I was born in Kansas City in 1924. At the age of 3 years old, my mother said I was making airplane noises and waving a toy airplane around. Fast forward, to me being 11 years old, my uncle gave me a model airplane kit. That one little kit started me on a model-building hobby. I soon had a basement full of model airplanes. I built models of World War I airplanes. WW II planes had not been built yet.
I was able to buy a model engine for the bigger models. This was in the middle of the big depression during the 30s. Money was really tight. Nobody had any to speak of. I could somehow build a bicycle out of parts I scrounged up.
This allowed me to go to the airport in Kansas City.
I loved to hang around the airport and watch the pilots and mechanics. I was fortunate enough to get to see the old racing planes. I remember some of their names, IKE, MIKE, and PETE; they were stored there. Also, I was privileged to see the first Funk airplanes and the first Interstate Cadet airplane planes. And was able to watch while a racing plane was being built. It was called the Fokerts special.
When I was five years old, we lived in North Dakota when two planes flew into a pasture on the outskirts of town. They were Barnstormers, one of their airplanes was a bi-plane, and the other was a cabin plane. Rides were $3.00. I was very disappointed that my dad would not let me ride in the bi-plane.
The cabin plane I found it ten years later. It was stored in a hangar at the Kansas City airport. It was a Fairchild and had folding wings.
Fast forward to me being 17 and War World II hits. I discovered that if I enlisted, they would put me in the Army Air Corps, not the infantry. Wow! What a deal I get to serve the country and be around airplanes!
My MOS was 512 aircraft mechanic. I started as a BT-13 crew chief and worked my way up to a crew chief on B-24s by the time the war was over.
In the meantime, I married a sweet Texas girl and started a family. No funds for airplanes; got to raise kids.
Fast forward to 1970, when I was 45 years old, the last child left the nest. I told that sweet Texas girl we would learn to fly real airplanes!
The flying school we picked had one instructor and a 120 Cessna airplane. This was at La Porte Airport in Texas.
We received our pilot’s license and bought a one-third interest in a 182 Cessna. Our first trip was to Oshkosh Fly-in. It was a thrill to see Oshkosh airport over the nose of our plane. We were privileged to be able to make the trip to Oshkosh many, many times and do much flying in the years to come.
Fast forward to 1998. I am 74 now, getting older, and having trouble getting my medical for my pilot’s license. Well, I am not going to stop flying! I will build something that does not need the medical. As I had already built several airplanes, I designed and built an ultralight plane. I called it a Legal Eagle because it met the part 103 FAA rules. A ½ VW engine powered it, and it was a good flying airplane.
As a completed project, I sent a picture of the Legal Eagle to Sport Aviation magazine. This set my phone on fire; builders everywhere wanted plans for my Legal Eagle airplane. I only had sketches. I built the plane, not the plans. It took about a month of steady drawing to develop plans for the Legal Eagle.

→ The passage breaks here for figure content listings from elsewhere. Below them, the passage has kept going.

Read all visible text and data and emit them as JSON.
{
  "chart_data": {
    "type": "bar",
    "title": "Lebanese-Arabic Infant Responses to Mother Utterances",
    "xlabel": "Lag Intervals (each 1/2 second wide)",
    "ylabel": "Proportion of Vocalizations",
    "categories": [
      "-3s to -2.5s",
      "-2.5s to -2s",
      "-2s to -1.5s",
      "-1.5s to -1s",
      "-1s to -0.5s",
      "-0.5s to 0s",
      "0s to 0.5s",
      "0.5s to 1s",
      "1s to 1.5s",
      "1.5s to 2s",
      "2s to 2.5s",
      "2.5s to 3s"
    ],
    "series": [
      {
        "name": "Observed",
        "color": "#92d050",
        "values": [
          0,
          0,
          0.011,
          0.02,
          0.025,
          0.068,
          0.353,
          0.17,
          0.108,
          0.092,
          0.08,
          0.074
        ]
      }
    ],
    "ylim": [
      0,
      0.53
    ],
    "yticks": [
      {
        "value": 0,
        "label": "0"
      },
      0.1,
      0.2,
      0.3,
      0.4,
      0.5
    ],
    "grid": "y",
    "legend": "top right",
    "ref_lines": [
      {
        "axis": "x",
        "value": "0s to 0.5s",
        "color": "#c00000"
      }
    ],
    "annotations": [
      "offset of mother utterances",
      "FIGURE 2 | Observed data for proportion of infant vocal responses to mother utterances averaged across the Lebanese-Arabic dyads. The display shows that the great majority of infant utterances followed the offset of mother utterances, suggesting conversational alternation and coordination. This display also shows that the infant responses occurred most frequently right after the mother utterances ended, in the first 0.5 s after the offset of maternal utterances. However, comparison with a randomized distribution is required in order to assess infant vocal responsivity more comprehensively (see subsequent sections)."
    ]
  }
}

I started selling plans in 1998 and am still selling plans to this date. Several hundred copies of the Legal Eagle airplanes have been built and flown in many countries worldwide.
I take great satisfaction in knowing that many people are getting to fly that might never be able to fly any other way. And some of these people that started in my Legal Eagle have gone on to have a flying careers.
Fast forward to 2023. I am now 98 years old on a good day and if I am feeling right. I will roll out the Legal Eagle and go around the old patch. I don’t fly trips anymore; I just fly back to where I took off.
I am looking forward to another Oshkosh this summer.